2.3) Reverência ante a encarnação
A palavra “decência” e “decoração” compartilham o prefixo latino “dec” cujo significado é
embelezar, enfeitar, ornar. O decente é o que enfeita; o indecente enfeia. Daí a expressão “decoro
parlamentar” (a conduta individual exemplar que se espera dos políticos), cuja “quebra” implica enfeiar
a dignidade de seu cargo, conspurcar, deslustrar a beleza de seu posto.
Não há nada mais belo e sublime do que aquilo que é decente aos olhos de Deus; e nada mais
horroroso e nauseante do que a quebra da decência perante Deus.
Sl 96: 9; 1 Cr 16: 29  Valorar a santidade como bela é reconhecer que os princípios e a vontade
de Deus são deleitáveis (Sl 37:4) e dignos de ser ardentemente desejados e vividos. Isso só é possível
porque a encarnação uniu céu e terra numa mesma dimensão de existência humana. O divino e o humano
formam uma unidade em Cristo e consequentemente no cristão que é renascido para Ele.
A verdade é que santidade como conceito não faz sentido para um mundo pós-moderno. O que as
pessoas querem ver é que diferença a experiência da santidade faz na nossa vida.
Como pode a absoluta inversão dos valores pós-modernos (hedonismo, individualismo,
relativismo, materialismo, consumismo), que João bem resumiu em 1 Jo 2:15-17, levar o homem à
plenitude de vida? As experiências de Moisés (Hb 13:24-27) e Daniel (Dn 1:8) jamais funcionariam na
teoria: só funcionam na prática.
O que aconteceu com a nossa percepção do Evangelho é que nós o reduzimos a uma proclamação
verbal. O que causa escândalo no Areópago em Atenas é que fica claro que Paulo não traz mais um
discurso, mais uma filosofia. Ele diz “o homem ressuscitou: está vivo!” Se ele está vivo, não é mais um
discurso, é a afirmação de um fato. E Ele deve estar vivo em mim!

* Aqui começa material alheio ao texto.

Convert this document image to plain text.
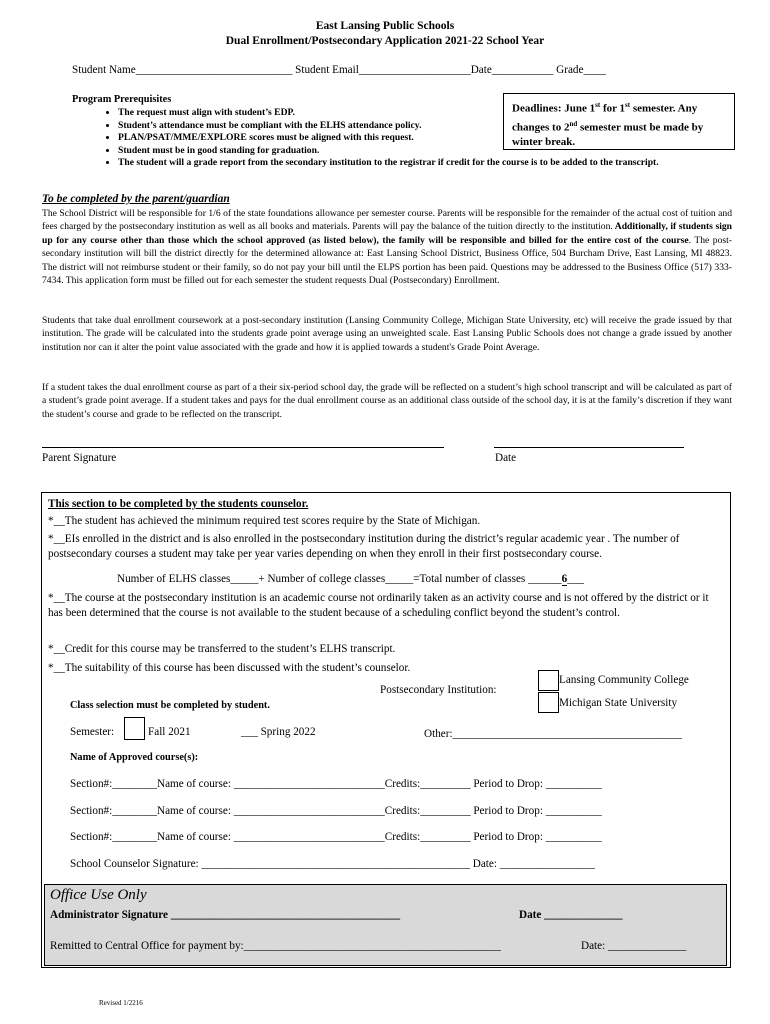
East Lansing Public Schools
Dual Enrollment/Postsecondary Application 2021-22 School Year
Student Name____________________________ Student Email____________________Date___________ Grade____
Program Prerequisites
• The request must align with student’s EDP.
• Student’s attendance must be compliant with the ELHS attendance policy.
• PLAN/PSAT/MME/EXPLORE scores must be aligned with this request.
• Student must be in good standing for graduation.
• The student will a grade report from the secondary institution to the registrar if credit for the course is to be added to the transcript.
Deadlines: June 1st for 1st semester. Any changes to 2nd semester must be made by winter break.
To be completed by the parent/guardian
The School District will be responsible for 1/6 of the state foundations allowance per semester course. Parents will be responsible for the remainder of the actual cost of tuition and fees charged by the postsecondary institution as well as all books and materials. Parents will pay the balance of the tuition directly to the institution. Additionally, if students sign up for any course other than those which the school approved (as listed below), the family will be responsible and billed for the entire cost of the course. The post-secondary institution will bill the district directly for the determined allowance at: East Lansing School District, Business Office, 504 Burcham Drive, East Lansing, MI 48823. The district will not reimburse student or their family, so do not pay your bill until the ELPS portion has been paid. Questions may be addressed to the Business Office (517) 333-7434. This application form must be filled out for each semester the student requests Dual (Postsecondary) Enrollment.
Students that take dual enrollment coursework at a post-secondary institution (Lansing Community College, Michigan State University, etc) will receive the grade issued by that institution. The grade will be calculated into the students grade point average using an unweighted scale. East Lansing Public Schools does not change a grade issued by another institution nor can it alter the point value associated with the grade and how it is applied towards a student's Grade Point Average.
If a student takes the dual enrollment course as part of a their six-period school day, the grade will be reflected on a student’s high school transcript and will be calculated as part of a student’s grade point average. If a student takes and pays for the dual enrollment course as an additional class outside of the school day, it is at the family’s discretion if they want the student’s course and grade to be reflected on the transcript.
Parent Signature	Date
This section to be completed by the students counselor.
*__The student has achieved the minimum required test scores require by the State of Michigan.
*__EIs enrolled in the district and is also enrolled in the postsecondary institution during the district’s regular academic year . The number of postsecondary courses a student may take per year varies depending on when they enroll in their first postsecondary course.
Number of ELHS classes_____+ Number of college classes_____=Total number of classes ______6___
*__The course at the postsecondary institution is an academic course not ordinarily taken as an activity course and is not offered by the district or it has been determined that the course is not available to the student because of a scheduling conflict beyond the student’s control.
*__Credit for this course may be transferred to the student’s ELHS transcript.
*__The suitability of this course has been discussed with the student’s counselor.
Postsecondary Institution:
Lansing Community College
Michigan State University
Class selection must be completed by student.
Semester:	Fall 2021	___ Spring 2022	Other:_________________________________________
Name of Approved course(s):
Section#:________Name of course: ___________________________Credits:_________ Period to Drop: __________
Section#:________Name of course: ___________________________Credits:_________ Period to Drop: __________
Section#:________Name of course: ___________________________Credits:_________ Period to Drop: __________
School Counselor Signature: ________________________________________________ Date: _________________
Office Use Only
Administrator Signature _________________________________________	Date ______________
Remitted to Central Office for payment by:______________________________________________	Date: ______________
Revised 1/2216
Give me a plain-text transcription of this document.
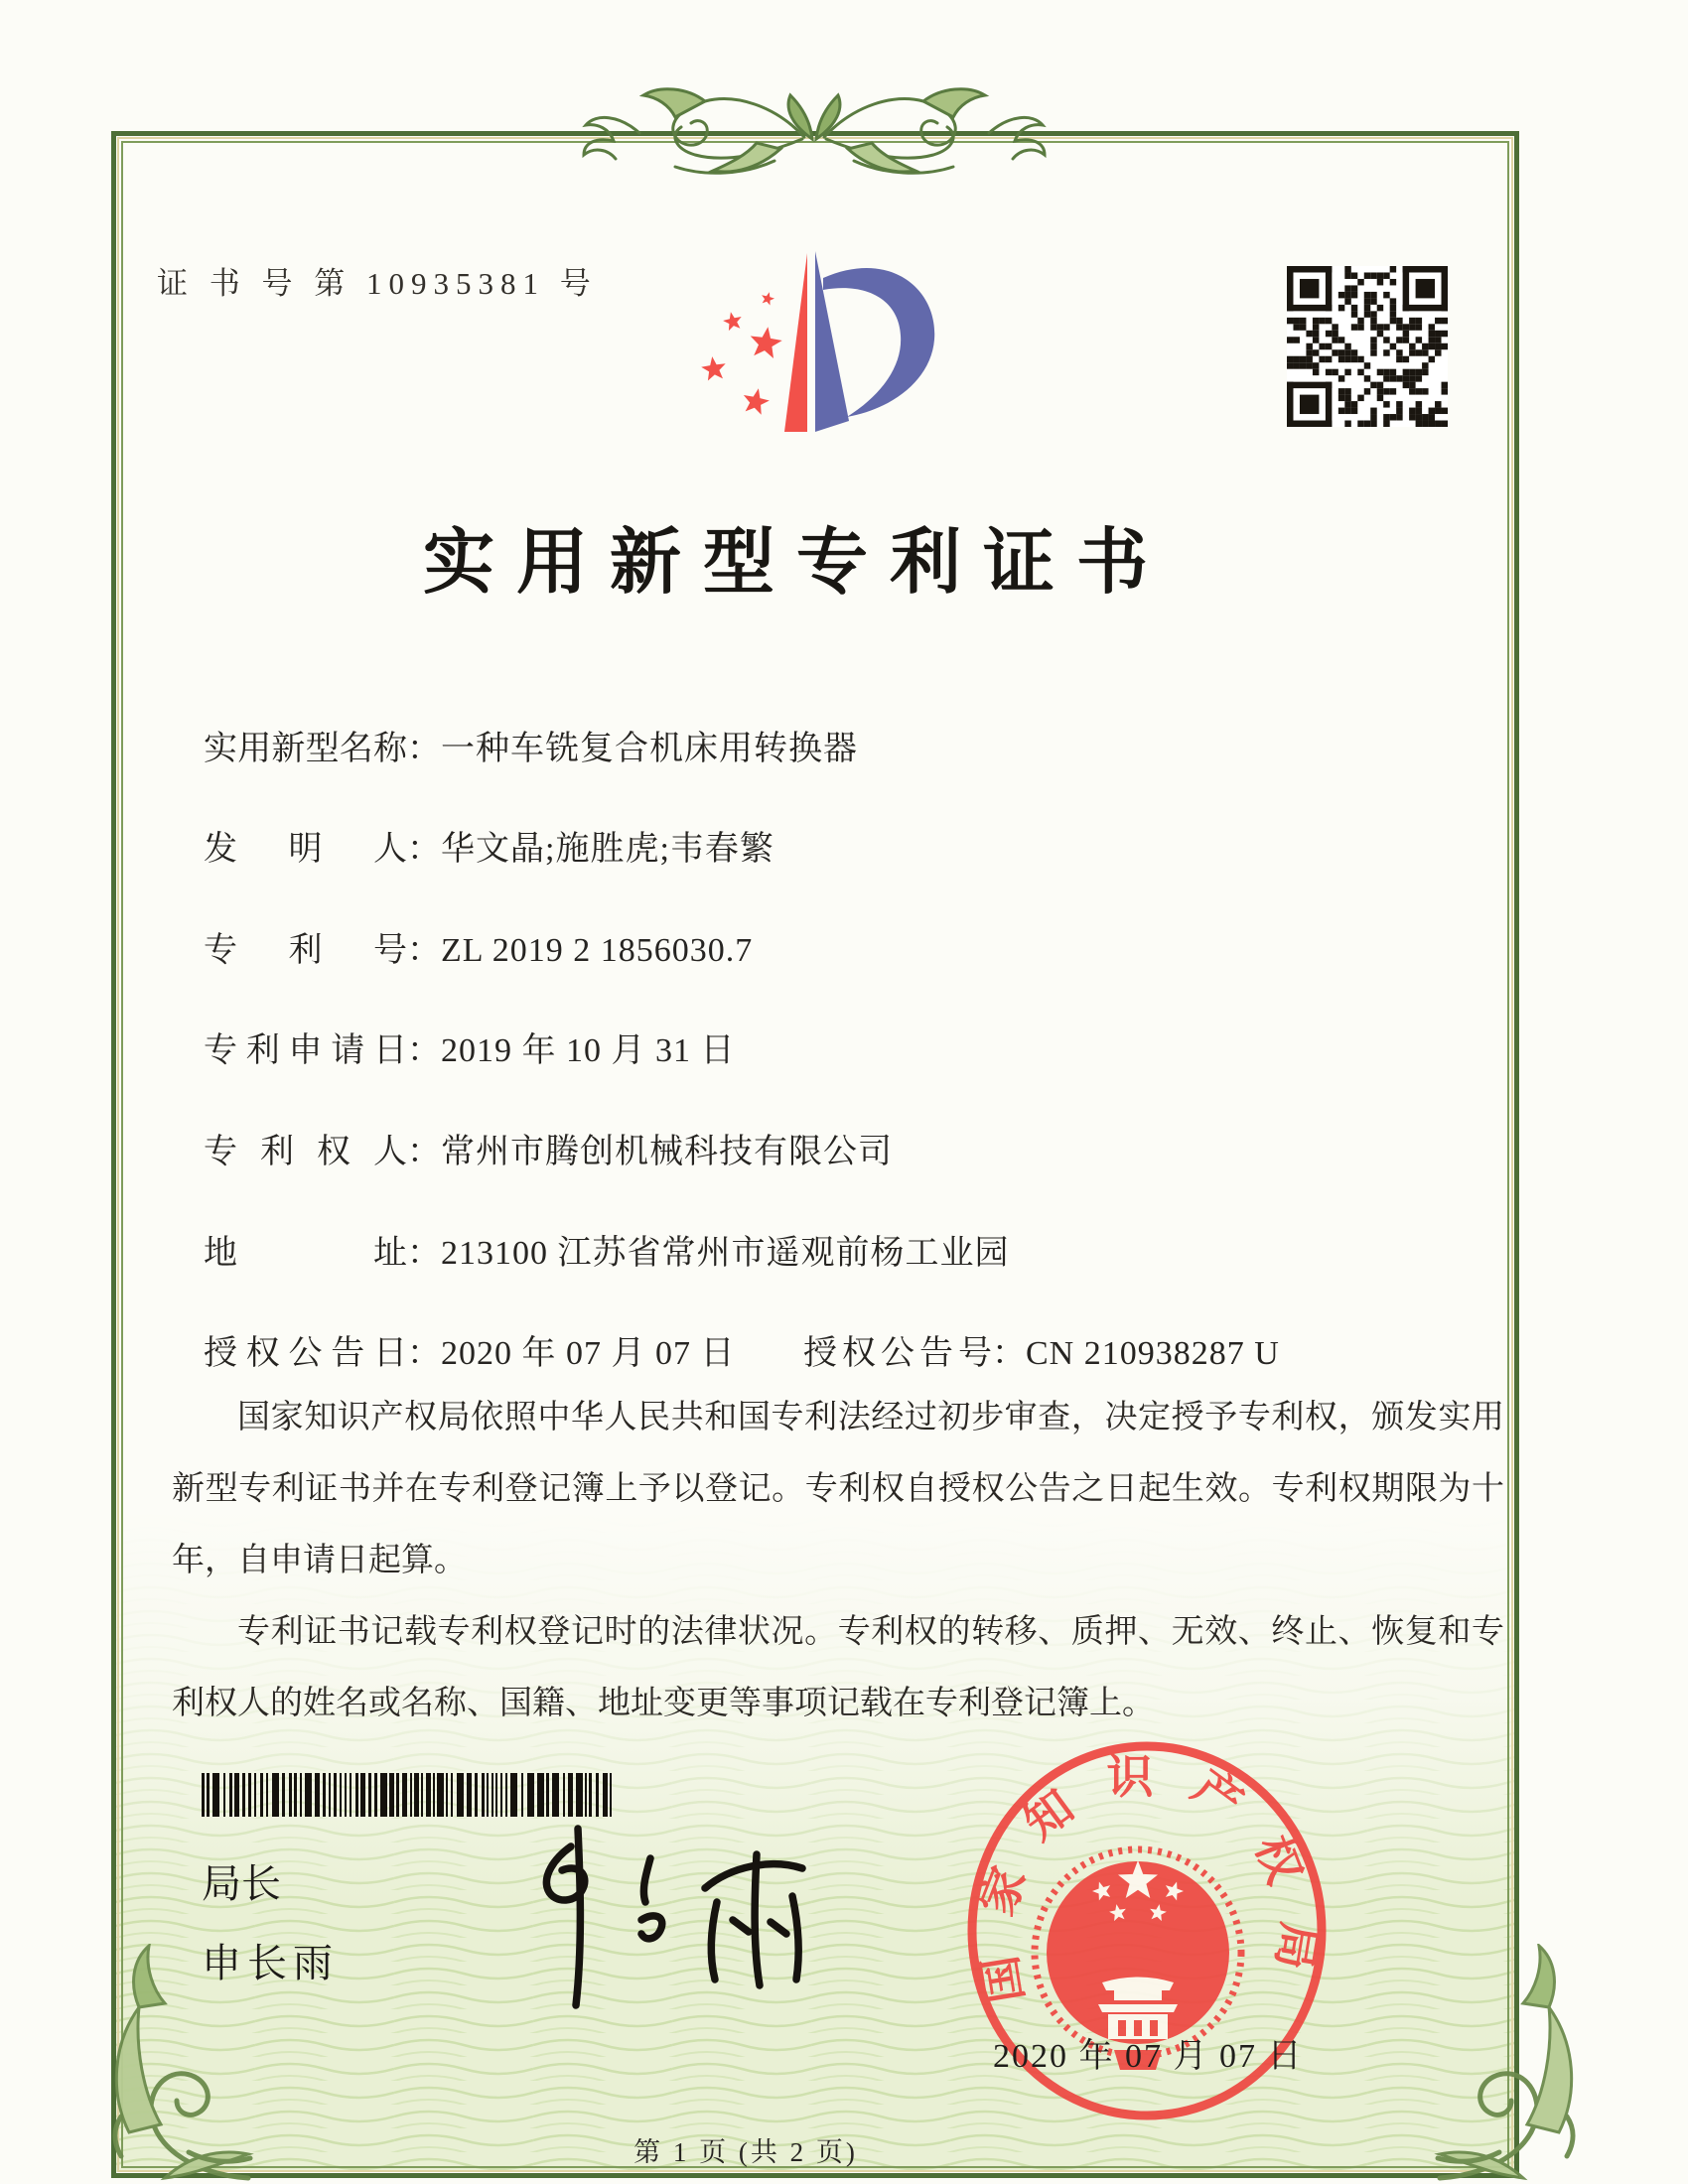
证 书 号 第 10935381 号
实用新型专利证书
实用新型名称：一种车铣复合机床用转换器
发明人：华文晶;施胜虎;韦春繁
专利号：ZL 2019 2 1856030.7
专利申请日：2019 年 10 月 31 日
专利权人：常州市腾创机械科技有限公司
地址：213100 江苏省常州市遥观前杨工业园
授权公告日：2020 年 07 月 07 日 授权公告号：CN 210938287 U

国家知识产权局依照中华人民共和国专利法经过初步审查，决定授予专利权，颁发实用新型专利证书并在专利登记簿上予以登记。专利权自授权公告之日起生效。专利权期限为十年，自申请日起算。

专利证书记载专利权登记时的法律状况。专利权的转移、质押、无效、终止、恢复和专利权人的姓名或名称、国籍、地址变更等事项记载在专利登记簿上。

局长
申长雨	国家知识产权局
2020 年 07 月 07 日
第 1 页 (共 2 页)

“O evangelho é a superação da religião. Não é adesão a dogmas, mas relação mística com o Deus
revelado em Jesus; não é celebrado em ritos, mas na dinâmica do Espírito que faz da vida toda uma festa
para a glória de Deus; não se restringe a observação de regras comportamentais, mas se estabelece a partir
de uma profunda transformação do ser humano, que é arrancado de si mesmo na direção de Deus e
consequentemente de seu próximo em amor.”
5
Diz Stott em Os Desafios da Liderança Cristã: “A base de uma boa relação é o respeito, e o respeito baseia-se no valor. (...) O
valor das pessoas não se mede por sua profissão ou por sua agradável personalidade, por sua posição social, pelo tamanho de
sua casa ou carro. O valor humano é intrínseco. Esta é uma diferença básica entre a mentalidade crista e a mentalidade secular,
que afeta muito profundamente os relacionamentos entre as pessoas.”